Thursday, 27 December 2018

Exploring Living in the Gaze of God and Missional Conversations


Over the last couple of weeks I’ve read two recently published books from the SCM stable. Living in the Gaze of God by Helen D. Cameron and Missional Conversations edited by Cathy Ross and Colin Smith.

At first glance these two books are very different and unconnected. Yet, I want to argue that there is a connection between both and they each have a place to play in vocational exploration as well as the development of good practice.


In Living in the Gaze of God Helen D. Cameron begins by talking about growth and how it is nurtured. She suggests the book relates to both ordained and lay ministry. However, there is a clear bias in most of the book towards talking about ordained ministry and using this to underline her view that this is a covenant relationship not an employment status. I have to be clear that I don’t think the two are mutually exclusive and disagree with her (and the Methodist Church) position on this matter.

The core argument of the book, summed up in the final chapter, relates to ministers needing appropriate supervision and why this is important. I agree with her 100% on this key issue and believe strongly that it should be mandatory for all in positions of leadership within the church, lay and ordained, paid and unpaid. The lessons of the past must be learned and whilst we should not put straight jackets on ministers we should ensure that they have wise sounding boards and advice.

For me the book was useful in understanding something of my husband’s call and experience. There is something fundamentally different between the sacramental vocation of my husband and my missional one, yet we both have callings which will be played out in the contexts where the church sends him. Reading this book helped me to understand for the first time that being a minister’s partner is in itself a vocation, not a term to distance myself from. Before anybody starts to worry I am about to embark on a stereotypical role I am clearly not suited to, let me explain. The marriage relationship is a covenantal one, as is his with the church (assuming all goes well and he is ordained into full Connexion in the summer). Whilst I am not in direct covenantal relationship with the church my covenantal relationship with my husband means when God calls him to a new context he also calls me. Whilst I may be called, as a lay person, to a time specific role/ or roles in that local context it is still God, through covenantal relationship who has placed me there. I have the flexibility of being able to explore a range of missional lay ministry opportunities because I am not being stationed directly by church into a direct context. As I look at the church struggle to appropriately station married couples who are both in ordained ministry I realise this freedom is a gift not the problem I have thought it in the past.

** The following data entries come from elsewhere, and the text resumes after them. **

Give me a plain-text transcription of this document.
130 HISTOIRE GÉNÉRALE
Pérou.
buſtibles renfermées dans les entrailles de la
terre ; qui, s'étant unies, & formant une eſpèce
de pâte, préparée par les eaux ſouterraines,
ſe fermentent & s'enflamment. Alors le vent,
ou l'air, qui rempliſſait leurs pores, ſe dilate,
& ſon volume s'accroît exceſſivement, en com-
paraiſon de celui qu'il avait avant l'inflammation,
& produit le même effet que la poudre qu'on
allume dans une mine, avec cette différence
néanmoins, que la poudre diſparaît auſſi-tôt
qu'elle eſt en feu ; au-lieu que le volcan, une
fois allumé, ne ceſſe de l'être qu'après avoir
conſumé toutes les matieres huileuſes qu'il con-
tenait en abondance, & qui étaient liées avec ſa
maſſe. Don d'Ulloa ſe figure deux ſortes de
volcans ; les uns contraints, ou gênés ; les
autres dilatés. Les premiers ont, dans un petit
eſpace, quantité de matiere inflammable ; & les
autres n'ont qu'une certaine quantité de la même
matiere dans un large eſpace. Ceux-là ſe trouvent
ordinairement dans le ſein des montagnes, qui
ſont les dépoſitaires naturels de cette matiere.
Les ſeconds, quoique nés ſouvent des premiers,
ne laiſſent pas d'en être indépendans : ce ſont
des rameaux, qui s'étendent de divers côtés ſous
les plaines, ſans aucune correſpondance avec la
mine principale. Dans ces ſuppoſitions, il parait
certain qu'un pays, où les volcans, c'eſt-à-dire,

Yet, whether lay or ordained and employed or not we are both called to be attentive to the Gaze of God (as talked about in chapter 3 ) and ourselves and to the self and the other (which is the theme of chapter 4). These chapters are useful for those seeking to engage in vocational exploration and explore relationships, boundaries and risk taking. They also bring in the importance of knowing your context(s).

These chapters are ones which resonated most strongly and which I think bridge with Missional Conversations. This second book has the sub title: A Dialogue between Theory and Praxis in World Mission. It pairs up chapters in conversation and then gives questions for further discussion. Thus it could be used by students in seminar situations or small groups looking to discuss these issues.

The format generally works well, apart from a couple of chapters where the academic theory sits awkwardly with the praxis. I don’t know if it works better where the authors are familiar with working together or if it is to do with what the prime academic fields of the writers are.

At the end of the book there is a deviation when you get Jonny Baker and Ric Stott having an actual conversation with each other before Ian Adams concludes. Within this they do talk, in a different language, about some of the things Cameron does. Here the idea is put forward of a supervisor who is also a buffer between the pioneer and the hierarchy of the institution. Again I think the Baker and Stott chapter is a really good read for people exploring vocation. Not for the first time I was struck by Baker talking about Grayson Perry’s Hobbit and Punk characters and the way that we need to embrace both in ministry. I also loved Ric talking about wandering about with the purpose of just exploring and then knowing you’ve found the right thing, place or opportunity when you see it. Again I think, whilst challenging, and sometimes leading down the wrong paths, this is the freedom that most ordained ministers (Ric being an exception) lack as they are placed in more traditional appointments with a diary full of meetings and expectations cast upon them. Again I realise my lay calling into a series of missional and/ or pioneering ministries (which may take different forms) tends to give a freedom that others don’t get in this.

Another particularly strong pair of essays were Kyama Mugambi’s Audacity, Intentionality and Hope in the Churches of the Global South and Harvey Kwiyani’s Mission in the Global South. This pair looking at Southern Mission Movements were striking because they appeared to be coming from a black theological perspective and traced the history of the change of missionary activity over the last century. These chapters would be well paired reading with The Desecularisation of the City, which I have reviewed on here previously.
Whilst I would recommend both books to practitioners and those exploring vocation, I would say missional conversations is the less niche of the two books. I’d recommend this to small groups who had the time to read something meaty in preparation and who wanted to explore either modern apologetics (ethics) or mission because it touches on both.